DNA database initiative raises privacy fears

The FBI last week unveiled a system that will let state and local criminal investigators share DNA information to solve crimes, but some observers fear that the information is open to abuse.

The new system, called the National DNA Index System (NDIS), will tap into existing DNA databases maintained by state and local law enforcement agencies. Architects of the system envision it as a tool that will allow investigators in one state to match a DNA sample found at a crime scene with the DNA profile on file for a known criminal in another state.

Donald M. Kerr, director of the FBI Laboratory, described NDIS as "a strong tool to use in resolving a whole series of crimes." He said investigators should find the system especially useful for finding people who commit violent or sexual crimes— crimes in which DNA-bearing evidence such as blood or semen may be present.

But some observers said they believe the system may compromise the privacy of individuals. The FBI may protect information from hackers by using secure lines to connect labs with the central system, but that does not guarantee that users of the system will not abuse it, observers said.

"There is a potential for misuse, and all you need is one person who is willing to sell information for a price," said Karen Coyle, western regional director for Computer Professionals for Social Responsibility.

"My concern is in protecting the information from improper disclosure," said Daniel Schwartz, a former general counsel to the National Security Agency and now a partner with the law firm Bryan Cave LLP, Washington, D.C. Schwartz said improper use of the database might include providing DNA information to an insurance company, which then might use the information to decline insurance based on health-related data implied by the DNA.

FBI officials acknowledged at a press conference Oct. 13 that the system is not without the potential for vulnerability. "One of the vulnerabilities of information systems is that they have to be connected to all of the users," Kerr said.

Dawn Herkenham, chief of the Forensic Science Systems Unit at the FBI, said not everyone in a given state or local lab will be cleared to use the system, and she said NDIS users will have to undergo background checks.

The DNA profiles entered into NDIS by the states will depend on the laws and procedures of the individual states. Some states collect DNA from all felons, and all states collect DNA from people convicted of serious sexual offenses. In Louisiana, DNA may be taken from anyone who is arrested for any crime.

Although the FBI has created NDIS as a tool for holding information on known criminals, observers say the system could expand beyond simply a tool for catching career criminals. "One wonders if that's not an inevitable development in DNA [studies]," said Schwartz, explaining that a DNA database might one day be used to run background checks on federal job candidates— in much the same way that fingerprint databases are used for background checks.

Coyle said the biggest fear is that NDIS might become a storehouse for DNA information on innocent people as well as known criminals. Furthermore, "How can we guarantee...that inaccurate information will never be entered into this database?" asked Coyle, explaining that inaccuracies could flag an innocent person as a criminal suspect.

The FBI has discussed no plans to expand NDIS beyond criminal investigations.
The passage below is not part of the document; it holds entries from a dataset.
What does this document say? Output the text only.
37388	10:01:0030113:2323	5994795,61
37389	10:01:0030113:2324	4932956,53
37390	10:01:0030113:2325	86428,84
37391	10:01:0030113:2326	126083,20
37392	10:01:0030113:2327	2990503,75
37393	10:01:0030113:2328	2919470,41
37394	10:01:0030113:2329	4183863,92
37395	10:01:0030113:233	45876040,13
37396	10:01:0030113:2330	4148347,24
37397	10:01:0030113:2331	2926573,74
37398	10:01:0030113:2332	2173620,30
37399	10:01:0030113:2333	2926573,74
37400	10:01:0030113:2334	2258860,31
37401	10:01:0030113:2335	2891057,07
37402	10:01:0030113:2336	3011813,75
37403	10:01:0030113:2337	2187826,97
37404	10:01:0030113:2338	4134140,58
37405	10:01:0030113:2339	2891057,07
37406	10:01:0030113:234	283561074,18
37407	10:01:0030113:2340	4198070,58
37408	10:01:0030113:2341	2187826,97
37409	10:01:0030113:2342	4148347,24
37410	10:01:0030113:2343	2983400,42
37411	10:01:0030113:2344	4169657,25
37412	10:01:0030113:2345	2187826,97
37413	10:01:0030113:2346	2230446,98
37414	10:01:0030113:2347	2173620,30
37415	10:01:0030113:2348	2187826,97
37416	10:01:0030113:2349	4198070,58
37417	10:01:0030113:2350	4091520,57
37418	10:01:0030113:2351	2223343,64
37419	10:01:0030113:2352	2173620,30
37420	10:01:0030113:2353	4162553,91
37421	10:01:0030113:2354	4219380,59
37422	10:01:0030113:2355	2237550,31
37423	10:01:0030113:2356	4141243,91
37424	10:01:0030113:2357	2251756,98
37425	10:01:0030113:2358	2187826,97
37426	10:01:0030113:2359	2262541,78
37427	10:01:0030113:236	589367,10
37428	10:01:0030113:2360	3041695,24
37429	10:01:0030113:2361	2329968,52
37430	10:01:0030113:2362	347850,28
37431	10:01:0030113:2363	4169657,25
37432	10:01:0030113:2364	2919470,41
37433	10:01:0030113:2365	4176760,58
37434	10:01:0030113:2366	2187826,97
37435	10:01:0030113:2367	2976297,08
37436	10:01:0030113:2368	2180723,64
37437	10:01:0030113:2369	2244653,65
But Coyle said history may indicate otherwise. "If a system like this exists, there is a tendency to expand its use because it already exists," she said.

FBI officials and NDIS contractor Science Applications International Corp. see real benefits in the system.

David Berteau, corporate vice president for SAIC, said the system can help clear the names of the innocent as well as help investigators find criminals. An SAIC spokeswoman said investigators will not rely solely on the system but rather will use it as a starting point.